Krise in Venezuela: Dialog – oder es fliesst Blut

Nr. 6 –

Man kann sich leicht einreden, dass das, was sich in Venezuela abspielt, so etwas wie ein Putsch in Zeitlupe sei: Zunächst konspirierten rechte OppositionspolitikerInnen mit der US-Regierung. Diese lotete bei der venezolanischen Armee aus, ob denn ein Staatsstreich ähnlich dem des Augusto Pinochet 1973 in Chile möglich wäre. Als dies kaum erfolgversprechend schien, versuchten sie es mit Plan B: Ein rechter, noch unverbrauchter Oppositionspolitiker erklärt sich selbst zum Präsidenten und wird sofort von den USA – und inzwischen knapp drei Dutzend weiteren Ländern – anerkannt. Wenn es für diesen brenzlig werden sollte, kann er die USA zu Hilfe rufen.

Auch diese Variante gehört seit der gescheiterten Invasion in der kubanischen Schweinebucht 1961 zum Instrumentarium des US-Geheimdiensts CIA. Damals stand eine «Exilregierung» bereit, um nach einer US-Militärintervention zu rufen. Heute hat Präsident Donald Trump schon oft getwittert, dass er Truppen schicken würde. Auch die Gründe für eine Verschwörung scheinen klar: Unter dem Boden des Landes liegen die weltweit grössten Ölreserven, und in Caracas herrscht eine Regierung, die sich sozialistisch nennt.

Aber so einfach ist es nicht. Ob es der Volkswille war, der Nicolás Maduro ins Präsidentenamt gebracht hat, kann durchaus bezweifelt werden. Der Mann biegt die von seinem Vorgänger Hugo Chávez geerbte Verfassung nach den eigenen Machtbedürfnissen zurecht. Diese Verfassung kennt eine Gewaltenteilung zwischen Präsident, Parlament und Gerichten. Sie sieht nicht vor, dass die obersten Gerichtshöfe des Landes ausschliesslich mit LakaiInnen des Präsidenten besetzt werden. Sie kennt zwar das Instrument einer verfassungsgebenden Versammlung, die, sollte sie einberufen werden, über allen anderen Verfassungsorganen steht. Aber diese soll eben eine neue Verfassung erarbeiten. Im Venezuela Maduros tut sie das nicht, sondern ist allein dazu da, die Beschlüsse des von der Opposition dominierten Parlaments auszuhebeln.

Auch die Rechtmässigkeit der Wiederwahl Maduros im Mai 2018 darf angezweifelt werden. Dass sie kurzfristig anberaumt wurde, um eine Schwäche der Opposition zu nutzen, mag noch angehen, das kennt man auch aus Ländern wie Grossbritannien. Dass aber Teile dieser Opposition ausgeschlossen wurden und prominente PolitikerInnen in Haft oder im Exil waren, hat mit einer demokratischen Wahl nichts mehr zu tun. Über schwer nachzuprüfende Berichte von Einschüchterungen und groben Manipulationen braucht man da erst gar nicht zu streiten. In diesen Tagen häufen sich durchaus überprüfbare Berichte, nach denen eine Spezialeinheit der Polizei nachts agiert wie rechte Todesschwadronen in den achtziger Jahren in El Salvador. Dies zeigt, dass Maduro längst weitab von dem ist, was Chávez einmal mit einem «Sozialismus des 21. Jahrhunderts» meinte.
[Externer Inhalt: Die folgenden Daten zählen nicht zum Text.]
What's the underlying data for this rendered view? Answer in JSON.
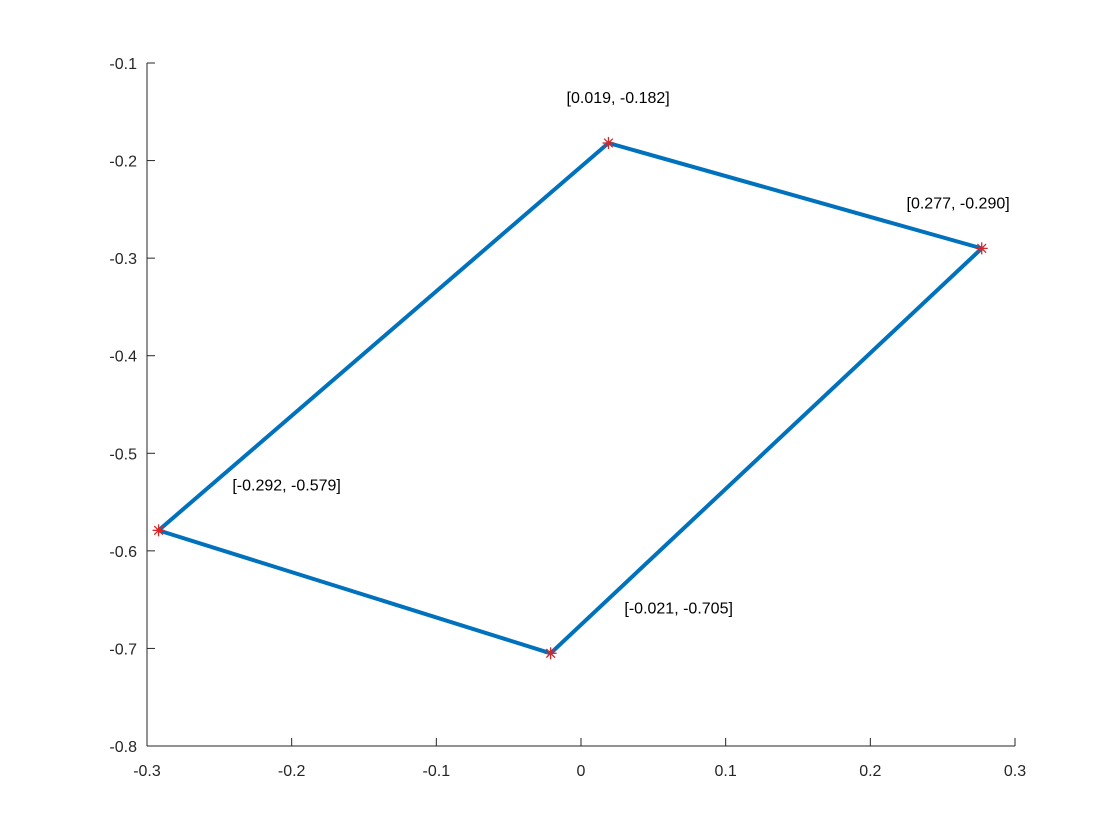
{
  "chart_data": {
    "type": "line",
    "title": "",
    "xlabel": "",
    "ylabel": "",
    "xlim": [
      -0.3,
      0.3
    ],
    "ylim": [
      -0.8,
      -0.1
    ],
    "grid": false,
    "x_ticks": [
      -0.3,
      -0.2,
      -0.1,
      0,
      0.1,
      0.2,
      0.3
    ],
    "x_tick_labels": [
      "-0.3",
      "-0.2",
      "-0.1",
      "0",
      "0.1",
      "0.2",
      "0.3"
    ],
    "y_ticks": [
      -0.8,
      -0.7,
      -0.6,
      -0.5,
      -0.4,
      -0.3,
      -0.2,
      -0.1
    ],
    "y_tick_labels": [
      "-0.8",
      "-0.7",
      "-0.6",
      "-0.5",
      "-0.4",
      "-0.3",
      "-0.2",
      "-0.1"
    ],
    "series": [
      {
        "name": "polygon",
        "closed": true,
        "color": "#0072BD",
        "x": [
          -0.292,
          0.019,
          0.277,
          -0.021
        ],
        "y": [
          -0.579,
          -0.182,
          -0.29,
          -0.705
        ]
      }
    ],
    "markers": {
      "color": "#D62728",
      "symbol": "asterisk",
      "points": [
        {
          "x": 0.019,
          "y": -0.182
        },
        {
          "x": 0.277,
          "y": -0.29
        },
        {
          "x": -0.292,
          "y": -0.579
        },
        {
          "x": -0.021,
          "y": -0.705
        }
      ]
    },
    "annotations": [
      {
        "text": "[0.019, -0.182]",
        "x": -0.01,
        "y": -0.135
      },
      {
        "text": "[0.277, -0.290]",
        "x": 0.225,
        "y": -0.243
      },
      {
        "text": "[-0.292, -0.579]",
        "x": -0.241,
        "y": -0.532
      },
      {
        "text": "[-0.021, -0.705]",
        "x": 0.03,
        "y": -0.658
      }
    ]
  }
}
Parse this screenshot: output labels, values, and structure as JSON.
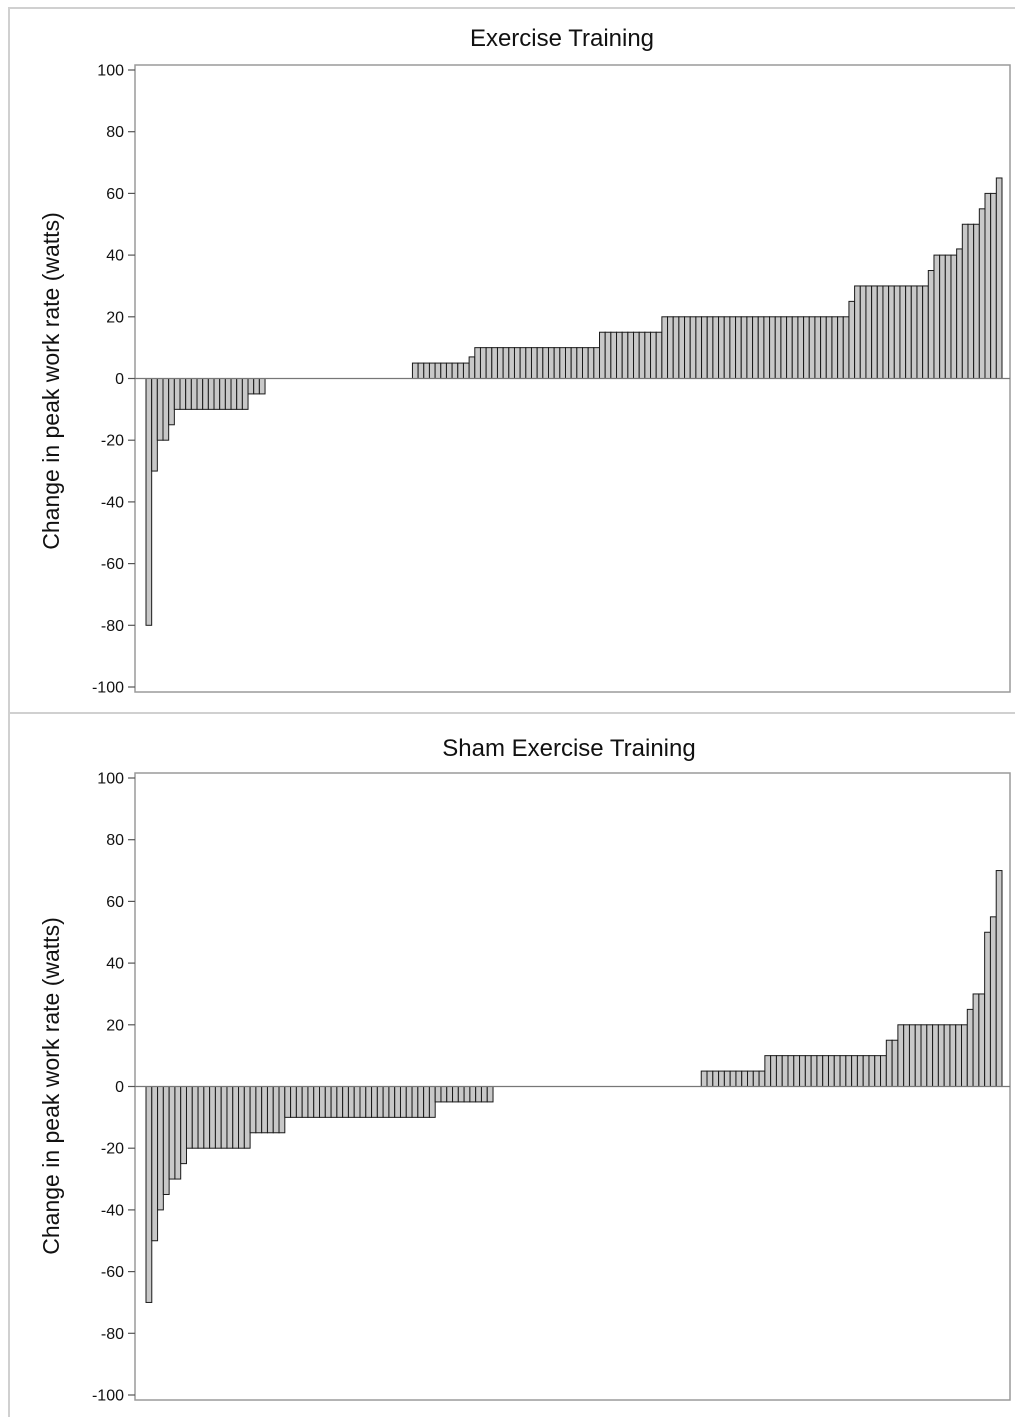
{
  "chart_data": [
    {
      "type": "bar",
      "title": "Exercise Training",
      "xlabel": "",
      "ylabel": "Change in peak work rate (watts)",
      "ylim": [
        -100,
        100
      ],
      "yticks": [
        100,
        80,
        60,
        40,
        20,
        0,
        -20,
        -40,
        -60,
        -80,
        -100
      ],
      "values": [
        -80,
        -30,
        -20,
        -20,
        -15,
        -10,
        -10,
        -10,
        -10,
        -10,
        -10,
        -10,
        -10,
        -10,
        -10,
        -10,
        -10,
        -10,
        -5,
        -5,
        -5,
        0,
        0,
        0,
        0,
        0,
        0,
        0,
        0,
        0,
        0,
        0,
        0,
        0,
        0,
        0,
        0,
        0,
        0,
        0,
        0,
        0,
        0,
        0,
        0,
        0,
        0,
        5,
        5,
        5,
        5,
        5,
        5,
        5,
        5,
        5,
        5,
        7,
        10,
        10,
        10,
        10,
        10,
        10,
        10,
        10,
        10,
        10,
        10,
        10,
        10,
        10,
        10,
        10,
        10,
        10,
        10,
        10,
        10,
        10,
        15,
        15,
        15,
        15,
        15,
        15,
        15,
        15,
        15,
        15,
        15,
        20,
        20,
        20,
        20,
        20,
        20,
        20,
        20,
        20,
        20,
        20,
        20,
        20,
        20,
        20,
        20,
        20,
        20,
        20,
        20,
        20,
        20,
        20,
        20,
        20,
        20,
        20,
        20,
        20,
        20,
        20,
        20,
        20,
        25,
        30,
        30,
        30,
        30,
        30,
        30,
        30,
        30,
        30,
        30,
        30,
        30,
        30,
        35,
        40,
        40,
        40,
        40,
        42,
        50,
        50,
        50,
        55,
        60,
        60,
        65
      ]
    },
    {
      "type": "bar",
      "title": "Sham Exercise Training",
      "xlabel": "",
      "ylabel": "Change in peak work rate (watts)",
      "ylim": [
        -100,
        100
      ],
      "yticks": [
        100,
        80,
        60,
        40,
        20,
        0,
        -20,
        -40,
        -60,
        -80,
        -100
      ],
      "values": [
        -70,
        -50,
        -40,
        -35,
        -30,
        -30,
        -25,
        -20,
        -20,
        -20,
        -20,
        -20,
        -20,
        -20,
        -20,
        -20,
        -20,
        -20,
        -15,
        -15,
        -15,
        -15,
        -15,
        -15,
        -10,
        -10,
        -10,
        -10,
        -10,
        -10,
        -10,
        -10,
        -10,
        -10,
        -10,
        -10,
        -10,
        -10,
        -10,
        -10,
        -10,
        -10,
        -10,
        -10,
        -10,
        -10,
        -10,
        -10,
        -10,
        -10,
        -5,
        -5,
        -5,
        -5,
        -5,
        -5,
        -5,
        -5,
        -5,
        -5,
        0,
        0,
        0,
        0,
        0,
        0,
        0,
        0,
        0,
        0,
        0,
        0,
        0,
        0,
        0,
        0,
        0,
        0,
        0,
        0,
        0,
        0,
        0,
        0,
        0,
        0,
        0,
        0,
        0,
        0,
        0,
        0,
        0,
        0,
        0,
        0,
        5,
        5,
        5,
        5,
        5,
        5,
        5,
        5,
        5,
        5,
        5,
        10,
        10,
        10,
        10,
        10,
        10,
        10,
        10,
        10,
        10,
        10,
        10,
        10,
        10,
        10,
        10,
        10,
        10,
        10,
        10,
        10,
        15,
        15,
        20,
        20,
        20,
        20,
        20,
        20,
        20,
        20,
        20,
        20,
        20,
        20,
        25,
        30,
        30,
        50,
        55,
        70
      ]
    }
  ],
  "colors": {
    "bar_fill": "#c8c8c8",
    "bar_stroke": "#1a1a1a",
    "frame": "#9a9a9a",
    "zero_line": "#777777"
  }
}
Maduro gibt sich dialogbereit. Wie ernst er das meint, sei dahingestellt. Oppositionspräsident Juan Guaidó aber will nur über den Rücktritt Maduros reden. Er fühlt sich durch seine potenten UnterstützerInnen in den USA und der Europäischen Union gestärkt und will keinen Schritt zurück. Ernsthafte Verhandlungen scheinen unmöglich, ein gewaltsames Ende wird immer wahrscheinlicher. Schwenkt doch noch ein Teil der von Guaidó umworbenen Armee zur Opposition um, gibt es einen Bürgerkrieg. Passiert das nicht, wird Maduro die Proteste mit stetiger Repression entmutigen – und auch das wird viele Leben kosten. Das schlimmste Szenario wäre eine Militärintervention von aussen. Maduro hat angekündigt, er würde dann Venezuela mit seinen chavistischen Milizen in ein zweites Vietnam verwandeln.

Wer aber könnte als glaubwürdiger Vermittler die Kontrahenten an einen Tisch zwingen? Es sind nicht mehr viele, die sich auf keine Seite geschlagen haben und darauf bestehen, dass der Machtkampf in Venezuela gelöst werden muss – politisch und ohne Blut: Mexiko, Uruguay, die Schweiz, vielleicht auch der Vatikan. Deren Initiative ist nun gefragt. Sie haben nicht mehr viel Zeit.